Monitoring project bank account compliance
Head contractors can face significant penalties for failing to comply with all the requirements of project bank accounts (PBAs).
They may appoint a delegate to manage the PBA (with notifications to the principal and subcontractor) but they remain liable for any acts or omissions.
The principal plays a significant role in monitoring the use of PBAs and reporting any non-compliance. Read more in the Principals guidelines (PDF, 1.1MB).
The principal has certain obligations to check that the head contractor is complying with their requirements under the Building Industry Fairness (Security of Payment) Act 2017 (BIF Act). This includes:
- reporting payment discrepancies to the Queensland Building and Construction Commission (QBCC) and informing the QBCC if they become aware of a head contractor's non-compliance with PBAs
- ensuring the head contractor has set up the PBA as required, including that all 3 accounts have been named correctly
- possibly taking the role of trustee if the head contractor is terminated or goes bankrupt, and distributing the PBA's funds to its beneficiaries (use the S54 notice of principal replacing head contractor as trustee form (PDF, 708KB) to notify the head contractor).
The principal has viewing access for the PBA, so they may monitor:
- detailed transaction information on all transactions included in each payment instruction, including account names and numbers, and amount and date paid
- account payment reports detailing deposits into, and withdrawals from, PBAs
- transfers into the retention or disputed funds trust accounts, which must be 'identifiable' as being held for a subcontractor beneficiary through the transaction history of these accounts (i.e. subcontractor's name or abbreviation).

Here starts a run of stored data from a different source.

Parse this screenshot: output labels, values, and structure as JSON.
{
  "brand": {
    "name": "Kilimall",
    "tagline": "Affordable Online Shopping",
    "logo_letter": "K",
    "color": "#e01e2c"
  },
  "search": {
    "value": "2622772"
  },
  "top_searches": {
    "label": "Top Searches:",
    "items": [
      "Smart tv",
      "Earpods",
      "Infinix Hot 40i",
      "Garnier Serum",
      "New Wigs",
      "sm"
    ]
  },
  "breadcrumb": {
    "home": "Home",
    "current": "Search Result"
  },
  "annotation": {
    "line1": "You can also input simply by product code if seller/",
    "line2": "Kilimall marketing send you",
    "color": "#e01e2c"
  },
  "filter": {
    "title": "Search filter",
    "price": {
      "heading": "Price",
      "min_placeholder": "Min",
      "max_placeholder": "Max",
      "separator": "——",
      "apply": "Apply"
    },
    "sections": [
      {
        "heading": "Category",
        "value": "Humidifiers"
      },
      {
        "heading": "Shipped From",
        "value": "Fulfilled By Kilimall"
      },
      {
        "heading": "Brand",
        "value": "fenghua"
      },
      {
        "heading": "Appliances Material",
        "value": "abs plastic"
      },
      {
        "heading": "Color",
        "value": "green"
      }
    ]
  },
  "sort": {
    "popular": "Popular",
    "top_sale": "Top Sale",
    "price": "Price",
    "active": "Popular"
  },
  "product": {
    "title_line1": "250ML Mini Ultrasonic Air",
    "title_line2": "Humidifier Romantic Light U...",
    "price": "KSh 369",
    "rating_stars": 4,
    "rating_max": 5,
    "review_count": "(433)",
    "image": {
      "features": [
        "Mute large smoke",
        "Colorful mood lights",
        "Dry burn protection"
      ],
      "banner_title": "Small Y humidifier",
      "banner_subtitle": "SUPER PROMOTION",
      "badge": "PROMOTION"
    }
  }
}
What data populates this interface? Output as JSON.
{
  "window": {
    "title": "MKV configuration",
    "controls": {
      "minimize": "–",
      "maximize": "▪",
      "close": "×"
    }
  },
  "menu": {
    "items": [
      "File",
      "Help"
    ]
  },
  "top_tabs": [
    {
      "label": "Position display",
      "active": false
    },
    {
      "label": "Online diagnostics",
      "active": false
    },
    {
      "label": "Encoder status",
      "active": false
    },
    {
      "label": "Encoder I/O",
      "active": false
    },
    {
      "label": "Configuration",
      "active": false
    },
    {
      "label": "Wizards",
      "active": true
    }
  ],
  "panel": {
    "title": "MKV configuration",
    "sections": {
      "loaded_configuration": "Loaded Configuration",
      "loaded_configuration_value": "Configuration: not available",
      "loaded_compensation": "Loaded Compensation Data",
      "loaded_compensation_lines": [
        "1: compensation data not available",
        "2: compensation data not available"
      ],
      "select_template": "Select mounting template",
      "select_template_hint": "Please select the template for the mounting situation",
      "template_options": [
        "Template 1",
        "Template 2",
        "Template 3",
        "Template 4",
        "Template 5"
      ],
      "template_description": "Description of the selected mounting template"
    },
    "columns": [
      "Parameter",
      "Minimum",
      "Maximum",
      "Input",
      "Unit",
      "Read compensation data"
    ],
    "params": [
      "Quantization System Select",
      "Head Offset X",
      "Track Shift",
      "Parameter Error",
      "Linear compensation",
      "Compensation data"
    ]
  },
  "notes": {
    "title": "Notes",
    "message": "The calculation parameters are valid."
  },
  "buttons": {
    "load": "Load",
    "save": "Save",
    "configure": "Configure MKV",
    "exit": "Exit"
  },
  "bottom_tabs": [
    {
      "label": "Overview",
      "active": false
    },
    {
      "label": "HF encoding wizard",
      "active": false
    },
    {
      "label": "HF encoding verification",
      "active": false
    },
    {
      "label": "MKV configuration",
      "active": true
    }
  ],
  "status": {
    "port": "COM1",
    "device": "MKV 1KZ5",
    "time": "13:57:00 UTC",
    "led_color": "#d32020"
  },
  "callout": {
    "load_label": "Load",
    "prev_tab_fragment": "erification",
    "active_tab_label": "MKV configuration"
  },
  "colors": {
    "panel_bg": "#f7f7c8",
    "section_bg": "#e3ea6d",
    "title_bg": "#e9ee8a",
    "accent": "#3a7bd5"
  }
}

Although the principal can see these transactions in the PBA, it would be difficult for them to calculate the head contractor's margins because suppliers aren't paid from the PBA and the head contractor is paid from the account themselves (including their overheads and profit margins).
Termination or bankruptcy
If the head contractor is terminated or goes bankrupt, they must provide information to the principal and tell the financial institution that the trusteeship has changed.
The head contractor must still comply with the BIF Act and remains liable for any PBA act or omission.
New laws have strengthened the QBCC's powers to monitor PBA compliance and investigate PBA discrepancies and payment concerns raised by subcontractors. Read more about QBCC's powers.
Some important points to note:
- The PBA doesn't alter the contractual rights and responsibilities of contractors.
- The PBA doesn't remove the rights of subcontractors to seek adjudication or commence legal action when in dispute.